I gave Mr. Johnson the privilege of choosing me a name, but told him he must not take from me the name of "Frederick." I must hold on to that, to preserve a sense of my identity. Mr. Johnson had just been reading the Lady of the Lake, and at once suggested that my name be "Douglass."

===Ellen Douglas Birdseye Wheaton===
Ellen Douglas Birdseye Wheaton (1816–1858), author of The Diary of Ellen Birdseye Wheaton (1923, privately printed, Boston), wife of the abolitionist Charles Augustus Wheaton (1809–1882), was named for the Scott heroine by her parents.

===Cross burning===
In the third canto of the poem, a burnt cross is used to summon Clan Alpine to rise against King James. This method of rallying supporters and publicizing their attacks was adapted by the second Ku Klux Klan in 1915 after the film, The Birth of a Nation.

Walter Scott notes when seeking assistance from neighboring villages, Scottish highland chieftains killed a goat, made a cross of light wood, lit the four ends on fire, and extinguished the flames with the sacrifice of the goat's blood. The cross was carried to the first village by a messenger who spoke one word; the place to meet. The village would send a messenger with the cross to the next village and relay the same message.

Any man between the ages of 16 and 60 able to bear arms who failed to arrive at the appointed tryst in full battle gear met the same fate as the goat and cross – himself slain and his chattels burnt.

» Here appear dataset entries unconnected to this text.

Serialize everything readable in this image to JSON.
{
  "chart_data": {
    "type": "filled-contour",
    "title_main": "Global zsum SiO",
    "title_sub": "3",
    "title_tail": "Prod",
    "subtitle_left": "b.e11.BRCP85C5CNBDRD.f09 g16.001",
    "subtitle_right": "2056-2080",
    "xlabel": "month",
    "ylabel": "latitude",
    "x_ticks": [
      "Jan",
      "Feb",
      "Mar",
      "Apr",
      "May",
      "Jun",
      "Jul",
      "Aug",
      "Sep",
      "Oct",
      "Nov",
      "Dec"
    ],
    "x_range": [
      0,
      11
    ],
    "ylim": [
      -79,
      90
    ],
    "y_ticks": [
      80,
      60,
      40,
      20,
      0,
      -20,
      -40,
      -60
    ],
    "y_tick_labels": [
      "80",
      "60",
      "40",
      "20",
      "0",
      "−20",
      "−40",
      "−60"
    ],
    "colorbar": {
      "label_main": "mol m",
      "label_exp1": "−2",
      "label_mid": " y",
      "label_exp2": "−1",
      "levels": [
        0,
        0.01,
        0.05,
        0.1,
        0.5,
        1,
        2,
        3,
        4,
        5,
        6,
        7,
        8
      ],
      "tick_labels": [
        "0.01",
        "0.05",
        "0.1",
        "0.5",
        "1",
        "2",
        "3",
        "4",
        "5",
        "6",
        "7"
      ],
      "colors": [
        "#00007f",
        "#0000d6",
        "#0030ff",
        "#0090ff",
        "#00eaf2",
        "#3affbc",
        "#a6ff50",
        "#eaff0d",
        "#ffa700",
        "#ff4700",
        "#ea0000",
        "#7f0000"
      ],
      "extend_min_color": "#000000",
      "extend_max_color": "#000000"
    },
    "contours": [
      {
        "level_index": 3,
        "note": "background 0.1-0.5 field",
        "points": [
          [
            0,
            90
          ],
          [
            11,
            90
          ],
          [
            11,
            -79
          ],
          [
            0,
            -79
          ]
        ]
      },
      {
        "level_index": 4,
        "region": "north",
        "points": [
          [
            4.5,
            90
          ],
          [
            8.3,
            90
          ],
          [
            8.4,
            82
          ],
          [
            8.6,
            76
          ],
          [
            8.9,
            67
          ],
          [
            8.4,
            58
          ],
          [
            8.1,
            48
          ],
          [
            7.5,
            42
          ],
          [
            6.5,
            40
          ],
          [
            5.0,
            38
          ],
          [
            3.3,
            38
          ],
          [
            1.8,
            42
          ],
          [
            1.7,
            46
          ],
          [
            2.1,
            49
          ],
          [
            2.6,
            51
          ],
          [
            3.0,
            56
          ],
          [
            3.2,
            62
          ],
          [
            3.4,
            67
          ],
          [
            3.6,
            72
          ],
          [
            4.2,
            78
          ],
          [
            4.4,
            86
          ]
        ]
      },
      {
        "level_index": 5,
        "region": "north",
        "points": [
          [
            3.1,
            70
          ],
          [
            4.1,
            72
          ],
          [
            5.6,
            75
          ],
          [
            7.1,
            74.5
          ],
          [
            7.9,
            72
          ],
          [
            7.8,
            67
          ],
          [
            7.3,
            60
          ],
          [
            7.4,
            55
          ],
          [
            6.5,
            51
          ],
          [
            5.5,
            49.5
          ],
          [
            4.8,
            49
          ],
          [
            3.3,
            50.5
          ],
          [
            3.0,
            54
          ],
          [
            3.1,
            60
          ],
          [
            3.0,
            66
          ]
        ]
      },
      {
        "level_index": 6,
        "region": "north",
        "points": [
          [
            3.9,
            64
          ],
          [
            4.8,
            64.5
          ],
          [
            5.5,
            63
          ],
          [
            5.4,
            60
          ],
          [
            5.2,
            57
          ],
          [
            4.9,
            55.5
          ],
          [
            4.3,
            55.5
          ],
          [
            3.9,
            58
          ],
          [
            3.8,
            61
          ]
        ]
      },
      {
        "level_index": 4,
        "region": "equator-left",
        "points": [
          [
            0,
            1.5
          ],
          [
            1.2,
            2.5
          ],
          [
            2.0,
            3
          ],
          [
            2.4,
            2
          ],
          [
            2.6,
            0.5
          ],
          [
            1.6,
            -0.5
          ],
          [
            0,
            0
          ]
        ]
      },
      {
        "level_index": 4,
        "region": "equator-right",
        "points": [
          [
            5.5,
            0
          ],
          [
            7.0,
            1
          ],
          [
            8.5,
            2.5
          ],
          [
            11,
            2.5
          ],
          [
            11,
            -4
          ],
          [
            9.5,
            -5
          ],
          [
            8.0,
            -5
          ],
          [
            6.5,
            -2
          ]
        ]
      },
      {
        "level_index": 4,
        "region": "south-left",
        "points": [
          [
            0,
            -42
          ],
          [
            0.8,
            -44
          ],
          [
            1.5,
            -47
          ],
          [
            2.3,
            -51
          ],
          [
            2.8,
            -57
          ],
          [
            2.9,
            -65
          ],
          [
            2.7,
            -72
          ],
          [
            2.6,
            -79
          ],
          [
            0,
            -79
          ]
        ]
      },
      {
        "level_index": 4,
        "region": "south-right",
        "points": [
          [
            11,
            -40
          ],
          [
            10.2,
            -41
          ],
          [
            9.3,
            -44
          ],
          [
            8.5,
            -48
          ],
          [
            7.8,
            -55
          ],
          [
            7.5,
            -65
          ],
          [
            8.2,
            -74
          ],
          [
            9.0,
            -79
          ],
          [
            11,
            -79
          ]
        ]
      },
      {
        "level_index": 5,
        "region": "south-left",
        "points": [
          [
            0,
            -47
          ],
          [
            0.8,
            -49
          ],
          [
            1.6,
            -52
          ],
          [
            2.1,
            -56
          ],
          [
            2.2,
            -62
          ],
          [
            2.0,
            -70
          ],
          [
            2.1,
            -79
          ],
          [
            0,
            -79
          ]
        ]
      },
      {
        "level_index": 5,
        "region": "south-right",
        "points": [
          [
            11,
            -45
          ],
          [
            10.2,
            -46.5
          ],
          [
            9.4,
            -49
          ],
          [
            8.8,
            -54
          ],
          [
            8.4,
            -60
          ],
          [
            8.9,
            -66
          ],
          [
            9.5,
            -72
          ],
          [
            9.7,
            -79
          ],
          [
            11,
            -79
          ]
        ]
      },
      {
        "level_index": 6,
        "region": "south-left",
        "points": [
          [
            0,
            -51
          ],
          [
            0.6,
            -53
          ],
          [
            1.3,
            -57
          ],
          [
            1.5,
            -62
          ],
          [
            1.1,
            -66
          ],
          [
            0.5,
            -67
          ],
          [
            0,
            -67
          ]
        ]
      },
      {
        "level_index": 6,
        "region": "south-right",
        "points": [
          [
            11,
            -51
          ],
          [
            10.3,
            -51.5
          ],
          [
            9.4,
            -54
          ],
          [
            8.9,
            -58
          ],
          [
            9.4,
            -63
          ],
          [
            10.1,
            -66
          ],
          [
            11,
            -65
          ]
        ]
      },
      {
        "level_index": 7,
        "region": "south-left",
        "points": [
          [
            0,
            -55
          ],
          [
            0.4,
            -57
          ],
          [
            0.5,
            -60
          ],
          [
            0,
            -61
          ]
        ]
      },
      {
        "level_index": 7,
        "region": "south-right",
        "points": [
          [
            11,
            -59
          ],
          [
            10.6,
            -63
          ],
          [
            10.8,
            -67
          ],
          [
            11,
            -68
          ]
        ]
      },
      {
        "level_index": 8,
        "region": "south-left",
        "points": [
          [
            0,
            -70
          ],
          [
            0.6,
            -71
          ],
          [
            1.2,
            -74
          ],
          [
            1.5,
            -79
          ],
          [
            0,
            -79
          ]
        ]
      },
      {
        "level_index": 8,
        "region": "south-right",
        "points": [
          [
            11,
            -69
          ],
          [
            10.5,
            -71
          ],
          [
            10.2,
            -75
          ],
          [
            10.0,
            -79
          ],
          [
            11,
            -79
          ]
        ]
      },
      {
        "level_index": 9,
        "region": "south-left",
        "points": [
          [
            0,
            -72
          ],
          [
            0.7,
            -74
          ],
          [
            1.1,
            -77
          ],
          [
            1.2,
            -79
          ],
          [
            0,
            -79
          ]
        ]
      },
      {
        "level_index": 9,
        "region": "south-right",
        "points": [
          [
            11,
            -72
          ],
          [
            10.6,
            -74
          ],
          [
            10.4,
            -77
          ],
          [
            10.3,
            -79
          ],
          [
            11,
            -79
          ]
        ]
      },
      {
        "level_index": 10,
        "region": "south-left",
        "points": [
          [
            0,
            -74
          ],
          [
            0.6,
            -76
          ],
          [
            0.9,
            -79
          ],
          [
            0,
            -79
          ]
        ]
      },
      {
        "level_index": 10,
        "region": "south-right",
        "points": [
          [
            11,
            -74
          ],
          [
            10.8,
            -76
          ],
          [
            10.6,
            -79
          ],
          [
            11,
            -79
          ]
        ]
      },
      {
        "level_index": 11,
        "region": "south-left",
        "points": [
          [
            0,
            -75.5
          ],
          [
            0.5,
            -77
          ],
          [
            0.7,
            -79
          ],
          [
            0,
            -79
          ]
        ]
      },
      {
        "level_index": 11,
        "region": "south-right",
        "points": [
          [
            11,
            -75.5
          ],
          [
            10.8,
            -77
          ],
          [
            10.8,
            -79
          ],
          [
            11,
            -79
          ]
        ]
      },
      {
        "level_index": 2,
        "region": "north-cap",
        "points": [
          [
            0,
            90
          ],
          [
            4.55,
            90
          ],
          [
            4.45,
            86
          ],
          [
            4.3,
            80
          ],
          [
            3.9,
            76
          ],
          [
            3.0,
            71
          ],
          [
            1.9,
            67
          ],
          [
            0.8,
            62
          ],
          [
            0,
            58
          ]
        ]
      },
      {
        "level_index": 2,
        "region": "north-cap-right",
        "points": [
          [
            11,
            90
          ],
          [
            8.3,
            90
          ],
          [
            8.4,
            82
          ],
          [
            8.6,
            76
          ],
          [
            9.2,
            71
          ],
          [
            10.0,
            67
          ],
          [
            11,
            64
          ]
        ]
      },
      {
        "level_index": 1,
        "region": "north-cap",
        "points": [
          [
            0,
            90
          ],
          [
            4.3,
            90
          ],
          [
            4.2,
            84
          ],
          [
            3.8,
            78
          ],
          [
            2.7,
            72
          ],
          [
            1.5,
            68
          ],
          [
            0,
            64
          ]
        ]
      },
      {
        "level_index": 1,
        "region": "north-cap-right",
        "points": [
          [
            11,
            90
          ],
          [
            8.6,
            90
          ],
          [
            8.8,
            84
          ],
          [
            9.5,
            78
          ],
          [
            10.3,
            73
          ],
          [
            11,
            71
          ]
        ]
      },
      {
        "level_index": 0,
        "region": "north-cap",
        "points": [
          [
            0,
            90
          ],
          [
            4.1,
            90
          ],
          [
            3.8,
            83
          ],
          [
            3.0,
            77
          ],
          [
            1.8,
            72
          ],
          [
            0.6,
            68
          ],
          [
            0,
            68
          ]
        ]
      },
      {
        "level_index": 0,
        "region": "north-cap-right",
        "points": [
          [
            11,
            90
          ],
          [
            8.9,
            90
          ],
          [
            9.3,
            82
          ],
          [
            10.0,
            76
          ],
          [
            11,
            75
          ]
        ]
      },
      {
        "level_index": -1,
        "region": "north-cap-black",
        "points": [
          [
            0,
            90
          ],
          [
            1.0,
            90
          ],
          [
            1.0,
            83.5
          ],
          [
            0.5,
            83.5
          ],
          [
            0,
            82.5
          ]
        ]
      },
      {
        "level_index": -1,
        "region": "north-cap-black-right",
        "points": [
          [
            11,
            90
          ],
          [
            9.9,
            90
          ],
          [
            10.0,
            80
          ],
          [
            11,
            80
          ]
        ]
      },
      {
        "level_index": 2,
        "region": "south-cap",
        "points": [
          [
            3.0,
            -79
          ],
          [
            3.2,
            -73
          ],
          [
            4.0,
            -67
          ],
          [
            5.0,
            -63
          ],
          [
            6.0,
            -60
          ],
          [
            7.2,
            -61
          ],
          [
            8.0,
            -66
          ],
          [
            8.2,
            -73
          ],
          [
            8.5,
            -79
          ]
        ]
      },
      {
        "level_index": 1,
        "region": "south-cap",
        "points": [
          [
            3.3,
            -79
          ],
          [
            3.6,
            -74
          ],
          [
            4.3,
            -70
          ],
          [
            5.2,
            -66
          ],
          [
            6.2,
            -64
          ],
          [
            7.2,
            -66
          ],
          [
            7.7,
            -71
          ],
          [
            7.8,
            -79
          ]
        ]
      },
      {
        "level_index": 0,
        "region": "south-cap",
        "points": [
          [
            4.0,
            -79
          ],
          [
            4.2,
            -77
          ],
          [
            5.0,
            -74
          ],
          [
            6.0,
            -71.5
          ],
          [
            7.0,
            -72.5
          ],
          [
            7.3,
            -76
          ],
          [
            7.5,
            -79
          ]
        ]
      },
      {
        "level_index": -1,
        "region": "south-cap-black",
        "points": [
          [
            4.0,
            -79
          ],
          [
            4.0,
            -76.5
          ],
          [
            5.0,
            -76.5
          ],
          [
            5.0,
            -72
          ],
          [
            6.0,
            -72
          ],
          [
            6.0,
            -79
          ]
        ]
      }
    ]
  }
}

===Classics Illustrated edition===
In September 1950, the comic-book publisher, Gilberton Company, Inc., of New York City, issued Classics Illustrated number 75, "The Lady of the Lake". It was illustrated by Henry C. Kiefer, one of Gilberton's best graphic artists for the comic-book genre. The editor was Helene Lecar, who transformed the cantos into a concise narrative that would be interesting to school-age children. It has 44 pages devoted to the story by Sir Walter Scott, plus one page of biography of Sir Walter. Classics Illustrated number 75 originally sold for 10 cents, and tens of thousands of copies were printed on cheap newsprint. It remains a collector's item more than six decades later, and is widely sold in used comic-book stores.

===Dramatisation===
Henry Siddons' adaptation of the poem for the stage was produced at the Theatre Royal, Edinburgh in 1811 and the Theatre Royal, Dundee in 1812.

===Film adaptation===
In 1928 the poem served as the basis for a silent film The Lady of the Lake directed by James A. FitzPatrick and starring Percy Marmont and Benita Hume. It was made at Islington Studios by Gainsborough Pictures.